22
闇の中、サランドラは静かに手を滑らせた。滑らかな指先に規則的な呼気が伝わる。その指先に僅かに引っかかりが感じられた。ほの灯りに透かしてみると、そこには引き攣るような傷痕が浮かび上がっている。まだ真新しいそれは、何かの拍子に開いてしまいそうにも見える。
「酷い傷」
そっと労わるように傷痕を辿っている白い手がやがて大きな手の平に包み込まれるように止められた。サランドラの頭がゲオルグの裸の胸に預けられる。
「起こした?」
「いや」
ゲオルグは空いている手でサランドラの滝の様に流れる髪を撫で始めた。その顔半面を覆う傷以上に大きな腹部の傷痕にそっと触れながらサランドラは囁いた。
「……もう、海に出ないで」
「……」
「また、こんな事があったらと思うと……私……」
サランドラの悲痛な呟きは、ゲオルグの唇に吸い込まれた。長い口付けの中でサランドラは悟った。何かが一つ変わっている。
「それでもあなたは、また海へ出るのね」
ゲオルグの隻眼はサランドラの瞳を見つめている。その瞳をサランドラも見つめ返す。ゲオルグの瞳に熱が無い事に気づいてしまう。
「あなたの恋人はいつまでも海。いくら想っても、ここへは時折立ち寄るだけなのね……」
サランドラは愛おしそうにゲオルグの頬に刻まれた傷痕を辿った。これが最後と分かっている。
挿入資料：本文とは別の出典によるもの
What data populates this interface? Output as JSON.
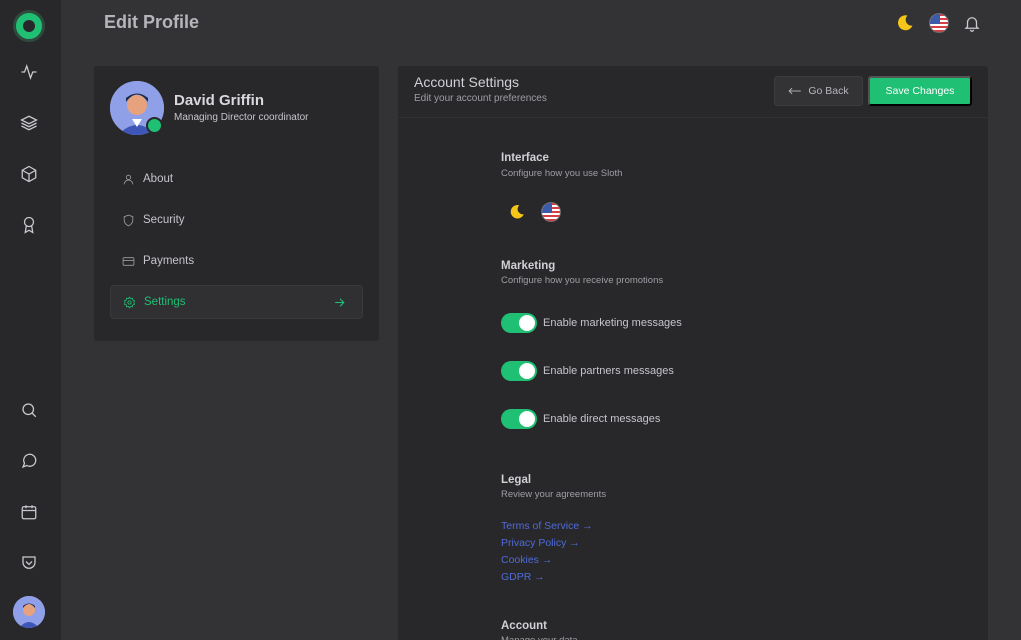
{
  "header": {
    "title": "Edit Profile"
  },
  "profile": {
    "name": "David Griffin",
    "role": "Managing Director coordinator"
  },
  "menu": [
    {
      "label": "About",
      "icon": "user-icon"
    },
    {
      "label": "Security",
      "icon": "shield-icon"
    },
    {
      "label": "Payments",
      "icon": "credit-card-icon"
    },
    {
      "label": "Settings",
      "icon": "gear-icon",
      "active": true
    }
  ],
  "panel": {
    "title": "Account Settings",
    "subtitle": "Edit your account preferences",
    "back_label": "Go Back",
    "save_label": "Save Changes"
  },
  "interface": {
    "title": "Interface",
    "subtitle": "Configure how you use Sloth"
  },
  "marketing": {
    "title": "Marketing",
    "subtitle": "Configure how you receive promotions",
    "toggles": [
      {
        "label": "Enable marketing messages",
        "enabled": true
      },
      {
        "label": "Enable partners messages",
        "enabled": true
      },
      {
        "label": "Enable direct messages",
        "enabled": true
      }
    ]
  },
  "legal": {
    "title": "Legal",
    "subtitle": "Review your agreements",
    "links": [
      "Terms of Service →",
      "Privacy Policy →",
      "Cookies →",
      "GDPR →"
    ]
  },
  "account": {
    "title": "Account",
    "subtitle": "Manage your data"
  },
  "colors": {
    "accent": "#1fbf74",
    "link": "#4f6bd8",
    "moon": "#f5c518"
  }
}
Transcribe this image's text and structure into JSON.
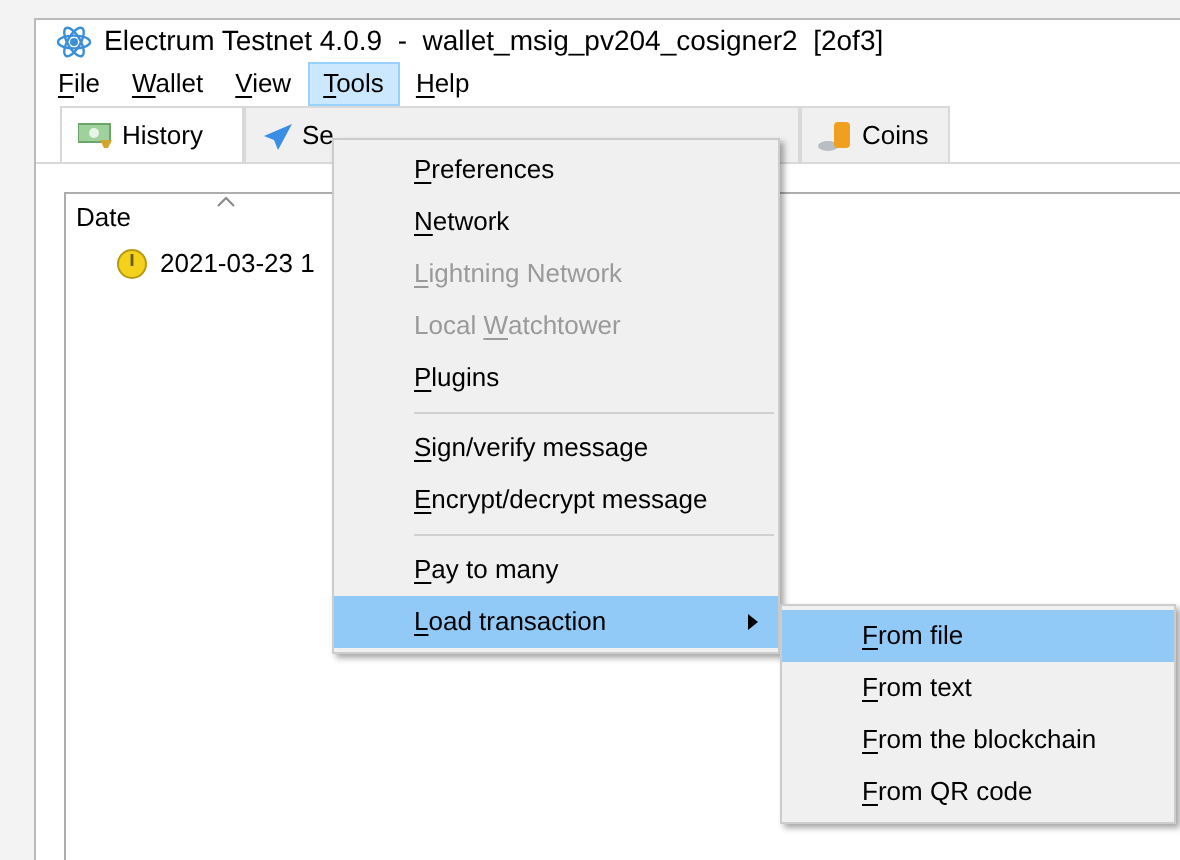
{
  "window": {
    "title": "Electrum Testnet 4.0.9  -  wallet_msig_pv204_cosigner2  [2of3]"
  },
  "menu_bar": [
    {
      "key": "F",
      "post": "ile",
      "selected": false
    },
    {
      "key": "W",
      "post": "allet",
      "selected": false
    },
    {
      "key": "V",
      "post": "iew",
      "selected": false
    },
    {
      "key": "T",
      "post": "ools",
      "selected": true
    },
    {
      "key": "H",
      "post": "elp",
      "selected": false
    }
  ],
  "tabs": [
    {
      "label": "History",
      "kind": "history",
      "selected": true
    },
    {
      "label": "Se",
      "kind": "send",
      "selected": false
    },
    {
      "label": "Coins",
      "kind": "coins",
      "selected": false
    }
  ],
  "history": {
    "columns": [
      "Date"
    ],
    "rows": [
      {
        "date": "2021-03-23 1"
      }
    ]
  },
  "tools_menu": [
    {
      "kind": "item",
      "key": "P",
      "post": "references",
      "disabled": false,
      "selected": false
    },
    {
      "kind": "item",
      "key": "N",
      "post": "etwork",
      "disabled": false,
      "selected": false
    },
    {
      "kind": "item",
      "key": "L",
      "post": "ightning Network",
      "disabled": true,
      "selected": false
    },
    {
      "kind": "item",
      "pre": "Local ",
      "key": "W",
      "post": "atchtower",
      "disabled": true,
      "selected": false
    },
    {
      "kind": "item",
      "key": "P",
      "post": "lugins",
      "disabled": false,
      "selected": false
    },
    {
      "kind": "separator"
    },
    {
      "kind": "item",
      "key": "S",
      "post": "ign/verify message",
      "disabled": false,
      "selected": false
    },
    {
      "kind": "item",
      "key": "E",
      "post": "ncrypt/decrypt message",
      "disabled": false,
      "selected": false
    },
    {
      "kind": "separator"
    },
    {
      "kind": "item",
      "key": "P",
      "post": "ay to many",
      "disabled": false,
      "selected": false
    },
    {
      "kind": "submenu",
      "key": "L",
      "post": "oad transaction",
      "disabled": false,
      "selected": true
    }
  ],
  "load_submenu": [
    {
      "key": "F",
      "post": "rom file",
      "selected": true
    },
    {
      "key": "F",
      "post": "rom text",
      "selected": false
    },
    {
      "key": "F",
      "post": "rom the blockchain",
      "selected": false
    },
    {
      "key": "F",
      "post": "rom QR code",
      "selected": false
    }
  ]
}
「私、決めたわ。身請けの話が来ているの。それもお金持ちの後妻なんかじゃなく、娘として大事にしてくれるって。今まではとてもそんな気になれなかったけど、これで決心がついたわ。後でいくら手をついたって、振り向きもしないから」
大きな瞳に涙を滲ませながら、サランドラは微笑んだ。その微笑をゲオルグは腕に抱きよせた。
夜明け前、静かに起き上がった男をサランドラは見送らなかった。